Lagos Analysis Corp., or Lancor, is still trying to settle after filing the patent lawsuit in Federal High Court, Lagos Judicial Division in Nigeria, said Adé Oyegbola, Lancor’s CEO. Lancor, now based in Natick, Massachusetts, has offices in Nigeria and owns a Nigerian patent for a four-shift keyboard, allowing computers to better handle multiple languages, Oyegbola said.

Oyegbola on Wednesday confirmed information published on the Groklaw blog saying that in August his company had asked OLPC for US$20 million. That figure was based on OLPC information on potential distribution in Nigeria, Oyegbola said. Nigeria, in July 2006, placed an order for 1 million of the laptops, but the Nigerian government is now reviewing that decision.

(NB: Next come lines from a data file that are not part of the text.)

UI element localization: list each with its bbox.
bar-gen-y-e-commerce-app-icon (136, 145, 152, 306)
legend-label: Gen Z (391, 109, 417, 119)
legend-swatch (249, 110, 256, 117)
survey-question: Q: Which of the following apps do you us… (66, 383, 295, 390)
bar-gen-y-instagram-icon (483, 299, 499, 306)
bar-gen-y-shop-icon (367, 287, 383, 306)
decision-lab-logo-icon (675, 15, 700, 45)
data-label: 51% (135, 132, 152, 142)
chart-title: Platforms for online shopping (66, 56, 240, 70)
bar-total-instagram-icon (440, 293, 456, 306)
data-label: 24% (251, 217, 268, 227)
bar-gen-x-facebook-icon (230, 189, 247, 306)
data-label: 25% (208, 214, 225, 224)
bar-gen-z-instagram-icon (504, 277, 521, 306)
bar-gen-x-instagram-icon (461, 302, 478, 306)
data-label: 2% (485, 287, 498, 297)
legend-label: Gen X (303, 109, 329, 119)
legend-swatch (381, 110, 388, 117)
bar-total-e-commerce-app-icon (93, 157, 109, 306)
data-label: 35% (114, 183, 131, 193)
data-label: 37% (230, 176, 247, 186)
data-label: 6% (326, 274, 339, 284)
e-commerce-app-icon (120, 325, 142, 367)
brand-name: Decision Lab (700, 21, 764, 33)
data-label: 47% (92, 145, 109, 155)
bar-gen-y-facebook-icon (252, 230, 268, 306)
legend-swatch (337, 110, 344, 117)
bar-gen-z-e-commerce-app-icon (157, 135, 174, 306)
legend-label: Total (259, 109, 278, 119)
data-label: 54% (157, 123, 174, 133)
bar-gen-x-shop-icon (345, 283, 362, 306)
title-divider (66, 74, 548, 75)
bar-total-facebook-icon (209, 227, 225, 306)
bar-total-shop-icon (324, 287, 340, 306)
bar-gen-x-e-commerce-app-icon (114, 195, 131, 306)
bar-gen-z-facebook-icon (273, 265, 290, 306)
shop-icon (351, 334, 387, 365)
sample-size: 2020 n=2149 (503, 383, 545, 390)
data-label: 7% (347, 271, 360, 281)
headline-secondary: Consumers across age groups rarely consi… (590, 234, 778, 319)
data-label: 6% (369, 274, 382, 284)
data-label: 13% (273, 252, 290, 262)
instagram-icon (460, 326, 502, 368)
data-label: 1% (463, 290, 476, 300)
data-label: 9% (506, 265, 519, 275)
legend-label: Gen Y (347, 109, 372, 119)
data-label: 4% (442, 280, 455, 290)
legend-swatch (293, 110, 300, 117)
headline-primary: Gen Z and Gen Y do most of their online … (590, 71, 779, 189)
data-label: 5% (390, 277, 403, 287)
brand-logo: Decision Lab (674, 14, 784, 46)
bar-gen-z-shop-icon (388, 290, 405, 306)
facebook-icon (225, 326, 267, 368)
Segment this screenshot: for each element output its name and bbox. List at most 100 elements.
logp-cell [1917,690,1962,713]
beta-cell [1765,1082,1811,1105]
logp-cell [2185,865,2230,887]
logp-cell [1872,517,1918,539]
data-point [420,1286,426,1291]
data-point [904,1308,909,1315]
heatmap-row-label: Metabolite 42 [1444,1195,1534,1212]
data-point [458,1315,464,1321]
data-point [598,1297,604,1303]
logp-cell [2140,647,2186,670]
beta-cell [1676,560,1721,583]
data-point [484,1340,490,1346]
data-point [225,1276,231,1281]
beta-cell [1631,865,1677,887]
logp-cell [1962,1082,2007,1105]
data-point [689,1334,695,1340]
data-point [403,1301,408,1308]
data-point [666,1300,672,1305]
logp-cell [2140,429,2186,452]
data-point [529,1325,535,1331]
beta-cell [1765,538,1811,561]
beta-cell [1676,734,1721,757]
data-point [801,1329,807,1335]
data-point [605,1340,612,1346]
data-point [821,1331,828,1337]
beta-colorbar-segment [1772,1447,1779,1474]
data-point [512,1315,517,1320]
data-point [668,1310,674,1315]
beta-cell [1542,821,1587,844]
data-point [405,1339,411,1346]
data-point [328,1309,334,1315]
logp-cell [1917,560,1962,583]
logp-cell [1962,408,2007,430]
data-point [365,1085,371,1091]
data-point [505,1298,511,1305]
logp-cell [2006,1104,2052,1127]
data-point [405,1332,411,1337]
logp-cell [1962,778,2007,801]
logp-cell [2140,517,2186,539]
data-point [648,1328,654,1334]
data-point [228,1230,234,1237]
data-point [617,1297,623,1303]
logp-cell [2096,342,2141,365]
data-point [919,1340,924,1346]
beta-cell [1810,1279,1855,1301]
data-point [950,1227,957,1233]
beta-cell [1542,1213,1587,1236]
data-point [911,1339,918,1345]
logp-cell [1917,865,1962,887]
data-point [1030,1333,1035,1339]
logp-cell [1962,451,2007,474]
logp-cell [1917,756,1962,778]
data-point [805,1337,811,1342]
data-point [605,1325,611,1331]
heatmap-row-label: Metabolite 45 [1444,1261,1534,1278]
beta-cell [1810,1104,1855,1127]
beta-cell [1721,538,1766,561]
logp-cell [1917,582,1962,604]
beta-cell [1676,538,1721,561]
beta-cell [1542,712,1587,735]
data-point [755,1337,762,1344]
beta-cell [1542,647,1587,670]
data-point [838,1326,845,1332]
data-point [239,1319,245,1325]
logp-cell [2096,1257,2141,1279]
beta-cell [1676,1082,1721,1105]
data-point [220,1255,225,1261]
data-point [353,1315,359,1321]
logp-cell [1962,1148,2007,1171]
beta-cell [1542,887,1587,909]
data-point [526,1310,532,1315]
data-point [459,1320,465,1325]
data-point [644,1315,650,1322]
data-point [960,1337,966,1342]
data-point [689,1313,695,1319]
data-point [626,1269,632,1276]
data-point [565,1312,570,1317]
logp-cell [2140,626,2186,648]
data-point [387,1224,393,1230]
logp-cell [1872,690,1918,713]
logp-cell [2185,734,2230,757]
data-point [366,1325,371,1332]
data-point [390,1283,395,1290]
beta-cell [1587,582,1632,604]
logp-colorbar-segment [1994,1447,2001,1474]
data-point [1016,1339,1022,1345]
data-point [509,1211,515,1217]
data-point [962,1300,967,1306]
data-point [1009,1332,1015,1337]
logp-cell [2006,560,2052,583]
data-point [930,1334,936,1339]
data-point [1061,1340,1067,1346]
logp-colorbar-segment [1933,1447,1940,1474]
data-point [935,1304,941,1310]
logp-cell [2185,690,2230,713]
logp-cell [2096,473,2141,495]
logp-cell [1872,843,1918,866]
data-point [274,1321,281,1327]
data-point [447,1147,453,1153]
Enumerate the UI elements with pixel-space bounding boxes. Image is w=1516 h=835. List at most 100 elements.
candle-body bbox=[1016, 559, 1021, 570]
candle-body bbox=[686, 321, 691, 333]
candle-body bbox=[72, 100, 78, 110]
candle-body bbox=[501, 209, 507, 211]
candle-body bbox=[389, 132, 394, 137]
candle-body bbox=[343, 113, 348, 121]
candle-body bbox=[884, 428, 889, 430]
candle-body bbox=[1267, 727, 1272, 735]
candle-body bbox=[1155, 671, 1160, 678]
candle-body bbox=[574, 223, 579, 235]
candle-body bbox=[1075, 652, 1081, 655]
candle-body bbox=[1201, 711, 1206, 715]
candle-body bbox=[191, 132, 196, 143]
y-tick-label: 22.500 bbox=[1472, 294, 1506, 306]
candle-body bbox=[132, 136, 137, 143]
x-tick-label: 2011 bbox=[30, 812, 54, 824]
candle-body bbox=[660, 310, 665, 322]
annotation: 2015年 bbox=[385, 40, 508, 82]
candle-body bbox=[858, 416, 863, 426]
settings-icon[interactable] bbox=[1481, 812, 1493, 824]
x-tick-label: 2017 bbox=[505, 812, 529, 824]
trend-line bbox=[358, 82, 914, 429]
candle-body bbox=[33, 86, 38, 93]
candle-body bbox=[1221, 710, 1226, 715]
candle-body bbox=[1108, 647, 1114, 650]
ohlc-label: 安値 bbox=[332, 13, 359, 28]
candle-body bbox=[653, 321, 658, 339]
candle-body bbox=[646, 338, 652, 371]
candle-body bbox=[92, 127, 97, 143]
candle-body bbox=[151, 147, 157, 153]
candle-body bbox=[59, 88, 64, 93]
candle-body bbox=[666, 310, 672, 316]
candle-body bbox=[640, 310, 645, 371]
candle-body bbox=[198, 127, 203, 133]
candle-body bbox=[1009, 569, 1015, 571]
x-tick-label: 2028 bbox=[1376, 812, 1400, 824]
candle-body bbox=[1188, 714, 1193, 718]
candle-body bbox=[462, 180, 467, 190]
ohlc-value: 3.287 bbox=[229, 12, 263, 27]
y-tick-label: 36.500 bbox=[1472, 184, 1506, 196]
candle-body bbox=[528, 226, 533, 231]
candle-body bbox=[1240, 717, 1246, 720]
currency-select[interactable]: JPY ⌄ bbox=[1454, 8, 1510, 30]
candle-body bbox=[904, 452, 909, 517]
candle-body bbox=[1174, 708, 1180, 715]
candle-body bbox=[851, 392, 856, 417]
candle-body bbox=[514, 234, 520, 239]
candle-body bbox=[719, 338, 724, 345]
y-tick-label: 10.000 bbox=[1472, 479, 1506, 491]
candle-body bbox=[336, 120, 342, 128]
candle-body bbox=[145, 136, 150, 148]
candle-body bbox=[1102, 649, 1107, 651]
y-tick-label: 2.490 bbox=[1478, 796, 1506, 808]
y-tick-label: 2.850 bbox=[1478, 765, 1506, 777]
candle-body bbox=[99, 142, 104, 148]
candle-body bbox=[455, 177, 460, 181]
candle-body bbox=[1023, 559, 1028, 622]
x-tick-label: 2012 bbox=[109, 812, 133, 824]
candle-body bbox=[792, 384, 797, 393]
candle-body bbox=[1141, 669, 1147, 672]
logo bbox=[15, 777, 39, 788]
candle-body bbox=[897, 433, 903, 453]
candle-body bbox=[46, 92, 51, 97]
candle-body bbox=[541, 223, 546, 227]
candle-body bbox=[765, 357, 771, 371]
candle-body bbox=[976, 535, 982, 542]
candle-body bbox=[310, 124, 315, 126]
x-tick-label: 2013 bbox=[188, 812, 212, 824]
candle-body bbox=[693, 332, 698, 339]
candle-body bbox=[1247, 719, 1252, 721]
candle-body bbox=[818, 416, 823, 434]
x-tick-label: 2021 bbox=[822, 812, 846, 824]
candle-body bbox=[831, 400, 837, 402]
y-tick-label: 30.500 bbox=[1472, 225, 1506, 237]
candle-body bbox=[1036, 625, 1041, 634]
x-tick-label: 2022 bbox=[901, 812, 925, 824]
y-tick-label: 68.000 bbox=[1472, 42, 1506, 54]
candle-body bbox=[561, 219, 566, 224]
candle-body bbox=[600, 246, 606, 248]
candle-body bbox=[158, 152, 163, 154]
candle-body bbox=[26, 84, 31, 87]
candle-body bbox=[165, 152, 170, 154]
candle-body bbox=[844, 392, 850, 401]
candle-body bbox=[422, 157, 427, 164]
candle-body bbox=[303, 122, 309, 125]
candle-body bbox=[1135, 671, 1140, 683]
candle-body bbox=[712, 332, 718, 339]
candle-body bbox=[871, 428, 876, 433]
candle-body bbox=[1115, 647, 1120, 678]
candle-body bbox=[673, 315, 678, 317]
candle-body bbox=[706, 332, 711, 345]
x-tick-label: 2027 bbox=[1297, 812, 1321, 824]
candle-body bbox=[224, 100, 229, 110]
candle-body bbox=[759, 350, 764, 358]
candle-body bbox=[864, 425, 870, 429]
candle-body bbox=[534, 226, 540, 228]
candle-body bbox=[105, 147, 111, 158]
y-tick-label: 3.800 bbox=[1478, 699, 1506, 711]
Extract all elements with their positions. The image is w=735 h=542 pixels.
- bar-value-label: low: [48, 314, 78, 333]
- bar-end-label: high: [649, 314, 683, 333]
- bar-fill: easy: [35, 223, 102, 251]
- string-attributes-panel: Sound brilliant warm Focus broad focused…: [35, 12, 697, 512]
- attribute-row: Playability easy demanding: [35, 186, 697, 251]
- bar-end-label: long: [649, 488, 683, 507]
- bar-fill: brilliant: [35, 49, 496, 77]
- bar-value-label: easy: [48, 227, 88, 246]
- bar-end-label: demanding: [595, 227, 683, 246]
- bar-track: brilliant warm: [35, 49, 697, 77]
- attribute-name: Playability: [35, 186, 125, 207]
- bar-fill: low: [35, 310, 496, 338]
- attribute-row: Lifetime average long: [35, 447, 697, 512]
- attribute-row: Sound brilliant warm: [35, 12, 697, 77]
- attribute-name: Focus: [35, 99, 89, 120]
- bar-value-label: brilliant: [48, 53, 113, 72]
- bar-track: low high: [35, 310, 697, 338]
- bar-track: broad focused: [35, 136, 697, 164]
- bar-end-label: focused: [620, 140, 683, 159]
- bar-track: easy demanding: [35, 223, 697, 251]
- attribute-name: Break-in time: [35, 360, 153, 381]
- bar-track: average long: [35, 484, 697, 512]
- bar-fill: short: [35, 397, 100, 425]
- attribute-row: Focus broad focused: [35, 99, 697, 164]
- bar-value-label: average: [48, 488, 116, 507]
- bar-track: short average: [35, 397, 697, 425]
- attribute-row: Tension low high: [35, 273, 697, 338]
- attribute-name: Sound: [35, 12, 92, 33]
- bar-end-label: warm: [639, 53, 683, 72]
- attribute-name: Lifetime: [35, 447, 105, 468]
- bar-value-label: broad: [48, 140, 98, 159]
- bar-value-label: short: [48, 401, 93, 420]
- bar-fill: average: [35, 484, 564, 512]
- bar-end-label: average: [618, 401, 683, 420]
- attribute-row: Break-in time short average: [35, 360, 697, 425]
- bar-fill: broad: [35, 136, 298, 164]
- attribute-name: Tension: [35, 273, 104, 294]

Lancor’s Konyin Multilingual Keyboards sell for $19.95, meaning 1 million of them would be worth approximately $20 million. Lancor in December obtained a temporary injunction against OLPC distributing its laptop in the country. Lancor, in its lawsuit, accuses OLPC of illegal reverse engineering its multilingual keyboard.

But OLPC had not yet begun selling its laptop at the time of the demand, OLPC’s lawyer wrote in a letter published on Groklaw. “I feel obliged to note that, given the fact that OLPC has sold no multilingual keyboards, and that, according to Lancor’s Web site, its multilingual keyboard sells for US$19.95, your demand for US$20 million is not well founded,” lawyer Bruce Parker of the Foley Hoag law firm wrote.

Groklaw’s Pamela Jones, a frequent critic of patent lawsuits against open-source projects, called the lawsuit “ridiculous.”

“In short, they apparently jumped the gun, sending the dunning letter before OLPC had even shipped anything, not to mention that OLPC is a charity, not a business, and asking for money in a sum that doesn’t match reality,” she wrote.

A OLPC spokeswoman didn’t immediately respond to a request for a comment.